On top of that, BTW, I find the amendment's language about funding to be very unclear. I believe the ballot said the measure wouldn't have an impact on public funds. However, the amendment itself seems to say that the state can't "discourage" stem cell research by refusing to fund it. As far as I can figure, that means stem cell researchers in Missouri now have a constitutional right to mandatory public funding.
So not only did the ballot try to trick voters into voting for the opposite of what the ballot described, its passage will require taxpayers to pay for things that roughly half of them morally object to. Yuck.
(This is a partial replacement of my disappeared post. Sorry, the original version was better.)
Stevo,
Okay - I see what you're getting at - Shouldn't have jumped to the assumption I did.
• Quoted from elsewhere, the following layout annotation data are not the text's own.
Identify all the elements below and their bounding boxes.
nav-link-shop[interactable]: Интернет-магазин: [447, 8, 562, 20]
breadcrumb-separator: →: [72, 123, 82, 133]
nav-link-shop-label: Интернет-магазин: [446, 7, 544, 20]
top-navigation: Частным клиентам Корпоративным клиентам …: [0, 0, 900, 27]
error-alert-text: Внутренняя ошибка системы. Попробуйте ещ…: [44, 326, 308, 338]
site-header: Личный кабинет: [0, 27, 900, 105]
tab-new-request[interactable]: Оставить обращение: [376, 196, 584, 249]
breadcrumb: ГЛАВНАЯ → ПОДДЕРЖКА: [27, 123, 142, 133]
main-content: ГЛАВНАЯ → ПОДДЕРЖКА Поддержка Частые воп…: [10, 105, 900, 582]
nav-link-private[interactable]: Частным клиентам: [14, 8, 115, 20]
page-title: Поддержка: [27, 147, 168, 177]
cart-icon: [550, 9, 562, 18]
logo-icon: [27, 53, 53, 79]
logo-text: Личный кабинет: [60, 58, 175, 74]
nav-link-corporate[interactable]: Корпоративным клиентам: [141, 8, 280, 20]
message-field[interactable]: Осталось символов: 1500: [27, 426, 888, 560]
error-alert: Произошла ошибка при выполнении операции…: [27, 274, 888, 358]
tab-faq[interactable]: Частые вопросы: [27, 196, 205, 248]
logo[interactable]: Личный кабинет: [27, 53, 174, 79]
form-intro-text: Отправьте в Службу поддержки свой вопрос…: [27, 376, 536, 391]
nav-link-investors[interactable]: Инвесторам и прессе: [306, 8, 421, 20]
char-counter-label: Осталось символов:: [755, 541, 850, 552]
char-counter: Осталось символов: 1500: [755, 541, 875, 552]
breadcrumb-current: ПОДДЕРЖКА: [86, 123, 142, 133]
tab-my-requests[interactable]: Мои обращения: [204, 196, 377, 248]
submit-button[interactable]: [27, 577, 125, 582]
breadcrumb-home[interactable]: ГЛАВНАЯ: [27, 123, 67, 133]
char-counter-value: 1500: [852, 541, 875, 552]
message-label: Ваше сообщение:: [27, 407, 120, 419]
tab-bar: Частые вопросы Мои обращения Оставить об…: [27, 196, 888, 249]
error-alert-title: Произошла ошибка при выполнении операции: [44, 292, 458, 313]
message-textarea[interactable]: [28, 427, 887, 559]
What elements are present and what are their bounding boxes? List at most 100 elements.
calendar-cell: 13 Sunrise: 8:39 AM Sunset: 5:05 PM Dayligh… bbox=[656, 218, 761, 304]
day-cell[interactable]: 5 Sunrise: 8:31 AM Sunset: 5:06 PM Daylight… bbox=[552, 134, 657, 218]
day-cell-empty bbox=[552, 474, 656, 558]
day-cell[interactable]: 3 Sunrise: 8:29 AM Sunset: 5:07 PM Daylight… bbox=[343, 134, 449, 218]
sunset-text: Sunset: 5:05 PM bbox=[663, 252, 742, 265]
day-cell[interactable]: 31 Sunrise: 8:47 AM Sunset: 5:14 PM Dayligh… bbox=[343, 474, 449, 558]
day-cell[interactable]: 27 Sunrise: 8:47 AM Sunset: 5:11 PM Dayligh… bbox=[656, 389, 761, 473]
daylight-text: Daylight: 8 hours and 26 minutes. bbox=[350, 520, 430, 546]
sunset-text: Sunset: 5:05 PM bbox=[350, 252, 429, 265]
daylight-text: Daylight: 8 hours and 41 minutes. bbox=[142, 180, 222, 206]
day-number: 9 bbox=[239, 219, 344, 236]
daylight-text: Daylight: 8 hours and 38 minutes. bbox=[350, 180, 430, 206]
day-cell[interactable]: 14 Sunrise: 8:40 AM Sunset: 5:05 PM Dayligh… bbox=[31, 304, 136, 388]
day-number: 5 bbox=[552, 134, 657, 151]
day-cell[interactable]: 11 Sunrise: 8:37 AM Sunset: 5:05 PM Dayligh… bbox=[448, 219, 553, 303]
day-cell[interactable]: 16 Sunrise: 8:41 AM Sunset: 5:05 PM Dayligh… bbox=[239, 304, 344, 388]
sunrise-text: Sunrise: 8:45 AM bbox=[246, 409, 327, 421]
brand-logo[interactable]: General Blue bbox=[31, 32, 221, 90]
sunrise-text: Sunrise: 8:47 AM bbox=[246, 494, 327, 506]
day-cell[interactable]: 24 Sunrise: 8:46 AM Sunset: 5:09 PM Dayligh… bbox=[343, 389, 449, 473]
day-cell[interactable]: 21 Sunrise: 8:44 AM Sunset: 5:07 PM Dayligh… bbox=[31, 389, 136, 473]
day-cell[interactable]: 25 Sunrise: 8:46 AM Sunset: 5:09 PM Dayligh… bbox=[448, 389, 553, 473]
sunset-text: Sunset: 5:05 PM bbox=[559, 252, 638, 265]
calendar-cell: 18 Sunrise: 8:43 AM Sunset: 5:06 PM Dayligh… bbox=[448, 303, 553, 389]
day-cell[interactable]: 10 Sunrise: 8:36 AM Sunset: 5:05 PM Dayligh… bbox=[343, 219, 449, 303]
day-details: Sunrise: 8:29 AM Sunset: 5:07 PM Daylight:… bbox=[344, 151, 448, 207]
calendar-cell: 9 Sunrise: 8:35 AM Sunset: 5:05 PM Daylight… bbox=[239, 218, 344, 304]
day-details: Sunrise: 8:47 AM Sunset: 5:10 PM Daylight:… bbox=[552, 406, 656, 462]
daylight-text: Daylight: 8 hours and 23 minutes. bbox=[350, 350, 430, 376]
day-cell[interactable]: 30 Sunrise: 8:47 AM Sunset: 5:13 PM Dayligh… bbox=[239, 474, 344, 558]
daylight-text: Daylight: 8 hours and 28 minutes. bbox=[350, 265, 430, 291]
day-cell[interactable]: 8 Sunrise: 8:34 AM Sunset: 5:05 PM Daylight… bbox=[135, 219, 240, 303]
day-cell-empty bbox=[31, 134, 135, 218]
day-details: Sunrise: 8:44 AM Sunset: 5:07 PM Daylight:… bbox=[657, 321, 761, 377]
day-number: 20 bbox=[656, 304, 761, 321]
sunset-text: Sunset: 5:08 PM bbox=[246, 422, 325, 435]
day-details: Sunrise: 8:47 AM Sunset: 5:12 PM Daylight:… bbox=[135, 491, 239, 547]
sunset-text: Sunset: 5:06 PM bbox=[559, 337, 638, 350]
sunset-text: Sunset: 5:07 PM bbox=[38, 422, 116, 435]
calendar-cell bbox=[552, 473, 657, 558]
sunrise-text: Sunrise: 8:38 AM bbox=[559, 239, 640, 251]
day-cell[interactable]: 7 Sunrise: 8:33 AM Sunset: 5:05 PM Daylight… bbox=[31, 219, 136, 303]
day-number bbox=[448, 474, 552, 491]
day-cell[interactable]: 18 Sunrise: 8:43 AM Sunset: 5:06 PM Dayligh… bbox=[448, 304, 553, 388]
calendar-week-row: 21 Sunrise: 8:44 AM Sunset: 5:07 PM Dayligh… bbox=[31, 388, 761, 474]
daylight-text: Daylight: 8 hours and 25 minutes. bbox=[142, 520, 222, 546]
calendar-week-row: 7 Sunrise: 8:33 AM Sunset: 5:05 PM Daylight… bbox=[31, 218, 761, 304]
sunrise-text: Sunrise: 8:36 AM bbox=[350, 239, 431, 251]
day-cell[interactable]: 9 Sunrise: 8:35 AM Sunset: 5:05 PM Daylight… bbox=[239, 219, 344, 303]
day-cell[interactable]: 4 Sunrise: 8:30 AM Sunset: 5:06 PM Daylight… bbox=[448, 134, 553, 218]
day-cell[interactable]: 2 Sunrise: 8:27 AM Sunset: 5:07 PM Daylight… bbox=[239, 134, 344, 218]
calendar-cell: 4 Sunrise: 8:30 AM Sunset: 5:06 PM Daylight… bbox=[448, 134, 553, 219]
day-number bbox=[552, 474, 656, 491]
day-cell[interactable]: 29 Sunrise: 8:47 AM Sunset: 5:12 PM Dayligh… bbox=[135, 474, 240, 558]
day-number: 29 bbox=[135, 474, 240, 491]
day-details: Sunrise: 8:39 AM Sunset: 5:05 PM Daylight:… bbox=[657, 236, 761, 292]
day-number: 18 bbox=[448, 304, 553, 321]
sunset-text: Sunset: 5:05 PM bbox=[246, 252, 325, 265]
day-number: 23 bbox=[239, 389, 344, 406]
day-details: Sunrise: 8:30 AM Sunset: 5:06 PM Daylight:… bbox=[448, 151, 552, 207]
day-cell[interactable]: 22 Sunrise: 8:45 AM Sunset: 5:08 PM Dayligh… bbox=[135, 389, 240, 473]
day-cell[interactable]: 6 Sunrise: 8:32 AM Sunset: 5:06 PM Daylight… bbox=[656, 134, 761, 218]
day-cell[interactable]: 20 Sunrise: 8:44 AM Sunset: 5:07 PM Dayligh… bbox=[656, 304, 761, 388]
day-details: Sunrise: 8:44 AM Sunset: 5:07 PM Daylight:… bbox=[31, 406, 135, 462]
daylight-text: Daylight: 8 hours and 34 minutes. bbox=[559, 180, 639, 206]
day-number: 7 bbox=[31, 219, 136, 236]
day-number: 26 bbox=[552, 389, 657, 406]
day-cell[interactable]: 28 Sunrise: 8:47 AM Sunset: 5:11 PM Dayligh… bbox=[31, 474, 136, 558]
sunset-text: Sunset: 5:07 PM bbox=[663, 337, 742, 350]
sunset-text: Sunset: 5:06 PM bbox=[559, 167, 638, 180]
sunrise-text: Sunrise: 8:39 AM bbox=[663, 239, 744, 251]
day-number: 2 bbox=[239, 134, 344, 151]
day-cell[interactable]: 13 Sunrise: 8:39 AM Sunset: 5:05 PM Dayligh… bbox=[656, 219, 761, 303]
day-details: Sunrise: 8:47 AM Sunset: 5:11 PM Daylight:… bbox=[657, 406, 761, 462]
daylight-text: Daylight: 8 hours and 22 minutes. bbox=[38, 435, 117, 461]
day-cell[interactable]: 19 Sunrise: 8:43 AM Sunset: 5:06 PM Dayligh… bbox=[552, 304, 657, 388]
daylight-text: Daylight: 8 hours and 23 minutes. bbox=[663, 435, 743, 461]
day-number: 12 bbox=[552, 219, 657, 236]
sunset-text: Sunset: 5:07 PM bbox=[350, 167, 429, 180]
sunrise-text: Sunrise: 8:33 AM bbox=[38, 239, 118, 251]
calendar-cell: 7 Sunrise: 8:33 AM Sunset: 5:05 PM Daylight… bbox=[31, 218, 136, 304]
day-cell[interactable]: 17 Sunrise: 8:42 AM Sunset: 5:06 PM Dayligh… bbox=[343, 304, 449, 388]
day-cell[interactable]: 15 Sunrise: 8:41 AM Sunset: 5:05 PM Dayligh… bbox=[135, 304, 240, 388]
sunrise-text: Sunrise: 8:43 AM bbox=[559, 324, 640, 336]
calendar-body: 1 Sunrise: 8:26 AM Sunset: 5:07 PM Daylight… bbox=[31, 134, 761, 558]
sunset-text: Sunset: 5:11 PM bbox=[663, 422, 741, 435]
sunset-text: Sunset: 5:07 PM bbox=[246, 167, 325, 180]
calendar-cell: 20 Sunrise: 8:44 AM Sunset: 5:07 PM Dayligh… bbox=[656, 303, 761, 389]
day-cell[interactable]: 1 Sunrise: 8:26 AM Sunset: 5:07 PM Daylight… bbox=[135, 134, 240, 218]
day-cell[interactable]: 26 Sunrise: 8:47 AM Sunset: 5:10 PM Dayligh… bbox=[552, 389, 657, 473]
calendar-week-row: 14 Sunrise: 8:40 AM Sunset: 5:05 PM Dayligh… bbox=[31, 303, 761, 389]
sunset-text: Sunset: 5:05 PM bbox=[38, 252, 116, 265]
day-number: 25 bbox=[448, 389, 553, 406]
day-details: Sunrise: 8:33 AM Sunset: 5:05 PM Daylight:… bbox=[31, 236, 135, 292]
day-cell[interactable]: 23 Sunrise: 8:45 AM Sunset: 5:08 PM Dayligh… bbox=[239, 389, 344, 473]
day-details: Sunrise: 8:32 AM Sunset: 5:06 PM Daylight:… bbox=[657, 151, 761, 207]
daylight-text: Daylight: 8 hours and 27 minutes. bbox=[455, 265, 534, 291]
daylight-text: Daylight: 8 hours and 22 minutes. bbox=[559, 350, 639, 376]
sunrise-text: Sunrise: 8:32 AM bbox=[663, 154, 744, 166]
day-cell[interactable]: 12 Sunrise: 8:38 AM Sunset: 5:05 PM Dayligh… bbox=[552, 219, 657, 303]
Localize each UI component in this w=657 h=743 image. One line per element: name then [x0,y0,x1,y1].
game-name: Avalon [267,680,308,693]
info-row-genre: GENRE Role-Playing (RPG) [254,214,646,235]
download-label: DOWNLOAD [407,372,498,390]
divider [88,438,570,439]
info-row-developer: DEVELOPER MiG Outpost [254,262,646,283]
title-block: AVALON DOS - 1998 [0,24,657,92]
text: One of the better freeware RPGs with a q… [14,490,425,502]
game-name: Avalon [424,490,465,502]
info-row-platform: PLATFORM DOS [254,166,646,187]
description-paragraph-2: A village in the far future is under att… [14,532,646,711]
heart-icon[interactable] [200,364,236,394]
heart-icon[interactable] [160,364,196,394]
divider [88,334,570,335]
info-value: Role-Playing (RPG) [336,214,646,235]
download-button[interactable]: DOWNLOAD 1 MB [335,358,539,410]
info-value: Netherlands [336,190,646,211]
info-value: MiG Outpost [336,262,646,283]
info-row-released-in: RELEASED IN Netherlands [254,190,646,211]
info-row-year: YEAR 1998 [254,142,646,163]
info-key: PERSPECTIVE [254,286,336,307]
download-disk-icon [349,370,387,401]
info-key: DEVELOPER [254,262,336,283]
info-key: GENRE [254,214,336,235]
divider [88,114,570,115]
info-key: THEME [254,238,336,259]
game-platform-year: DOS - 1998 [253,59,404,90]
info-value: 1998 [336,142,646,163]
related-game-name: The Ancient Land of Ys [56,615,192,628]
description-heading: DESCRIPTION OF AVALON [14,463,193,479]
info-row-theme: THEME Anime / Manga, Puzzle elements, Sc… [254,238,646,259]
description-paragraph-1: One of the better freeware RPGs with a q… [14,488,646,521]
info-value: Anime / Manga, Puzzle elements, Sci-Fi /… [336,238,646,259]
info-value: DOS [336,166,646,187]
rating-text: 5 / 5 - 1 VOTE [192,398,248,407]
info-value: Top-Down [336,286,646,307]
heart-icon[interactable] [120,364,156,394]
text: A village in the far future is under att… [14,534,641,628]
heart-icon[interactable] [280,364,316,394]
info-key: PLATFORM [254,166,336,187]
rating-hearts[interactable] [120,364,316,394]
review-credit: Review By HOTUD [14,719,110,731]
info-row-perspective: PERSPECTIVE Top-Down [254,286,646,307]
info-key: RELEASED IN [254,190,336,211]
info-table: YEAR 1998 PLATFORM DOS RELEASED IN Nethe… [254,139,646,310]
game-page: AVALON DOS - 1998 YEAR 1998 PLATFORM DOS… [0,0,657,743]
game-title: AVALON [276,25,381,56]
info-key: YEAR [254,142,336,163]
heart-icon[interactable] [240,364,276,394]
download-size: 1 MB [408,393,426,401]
Seems like a major part of the problem is that everybody wants to argue issues in soundbites - something nice in 15 or 30 seconds that people are likely to bite onto - rather than actually discussing the issues. (And I should have known better than to argue from the soundbite . . . . Sorry!)
Evan!,
You mean, it's too bad the voters weren't smart enough to agree with you about the mimimumn wage?
FWIW, I'm pretty sure Robert Rubin, Lawrence Summers, and Dr. Duncan Black took Econ 101.
jenl1625, if you're reading this, thanks. This was probably the only civil and honest discussion of MO Amendment 2 EVAR.
Anyway, I will now begin the long, slow process of Getting Over It.